By 1759 she was re-united with her mother and living in Hook Norton. On the 18 June she married Joseph Brook who had Yorkshire heritage as his parents Epaphras and Martha came from Shepley. She went to live with him in Leighton Buzzard where he was a wool stapler and a Quaker. In the following year their daughter Hannah was born and a couple of years later their family was complete when (another) Mary was born.

She became a Quaker preacher touring England. She visited the London area between 1766 and 1776 as well as visiting Oxfordshire, Warwickshire and Northamptonshire and York.

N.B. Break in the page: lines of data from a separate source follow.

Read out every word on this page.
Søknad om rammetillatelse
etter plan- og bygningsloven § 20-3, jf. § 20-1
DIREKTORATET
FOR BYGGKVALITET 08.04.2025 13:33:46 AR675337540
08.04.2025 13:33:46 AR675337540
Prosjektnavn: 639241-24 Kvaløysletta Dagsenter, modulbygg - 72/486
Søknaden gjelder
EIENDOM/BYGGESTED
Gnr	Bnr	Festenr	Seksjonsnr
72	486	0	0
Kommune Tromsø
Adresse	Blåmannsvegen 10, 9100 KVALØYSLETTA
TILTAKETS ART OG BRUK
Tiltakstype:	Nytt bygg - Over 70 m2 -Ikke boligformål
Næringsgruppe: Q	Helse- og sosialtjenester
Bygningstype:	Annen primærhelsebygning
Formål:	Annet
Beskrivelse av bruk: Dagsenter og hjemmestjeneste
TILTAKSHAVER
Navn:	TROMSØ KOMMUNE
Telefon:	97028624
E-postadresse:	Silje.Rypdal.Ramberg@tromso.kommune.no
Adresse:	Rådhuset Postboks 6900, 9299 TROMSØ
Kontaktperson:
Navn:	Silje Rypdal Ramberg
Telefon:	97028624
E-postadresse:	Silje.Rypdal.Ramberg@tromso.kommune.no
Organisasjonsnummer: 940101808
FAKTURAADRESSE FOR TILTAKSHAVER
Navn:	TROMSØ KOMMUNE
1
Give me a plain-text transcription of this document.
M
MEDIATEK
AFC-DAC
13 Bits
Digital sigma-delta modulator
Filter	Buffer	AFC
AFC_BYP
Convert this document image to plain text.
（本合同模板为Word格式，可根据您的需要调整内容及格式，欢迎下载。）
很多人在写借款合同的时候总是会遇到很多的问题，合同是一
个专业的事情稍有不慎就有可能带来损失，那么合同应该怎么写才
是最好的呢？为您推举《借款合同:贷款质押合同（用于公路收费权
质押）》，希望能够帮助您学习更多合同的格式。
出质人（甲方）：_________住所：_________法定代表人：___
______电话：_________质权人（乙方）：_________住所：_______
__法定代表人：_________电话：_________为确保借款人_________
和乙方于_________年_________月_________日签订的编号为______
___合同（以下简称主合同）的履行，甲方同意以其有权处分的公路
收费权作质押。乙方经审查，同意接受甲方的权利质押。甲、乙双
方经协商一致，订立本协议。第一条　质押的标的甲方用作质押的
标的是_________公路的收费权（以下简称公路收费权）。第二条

In 1774 she published "Reasons for the necessity of silent waiting, in order to the solemn worship of God." Her book creditted and included quotations from the Quaker theologian Robert Barclay's book Apology for the True Christian Divinity published on 1676. Her book enjoyed a wide circulation and it was translated into French and German. It was printed in London, Philadelphia, and Dublin and it had 25 editions. A late edition was in 1877 over 100 years after her original work.

Brook died in 1782 in Leighton Buzzard.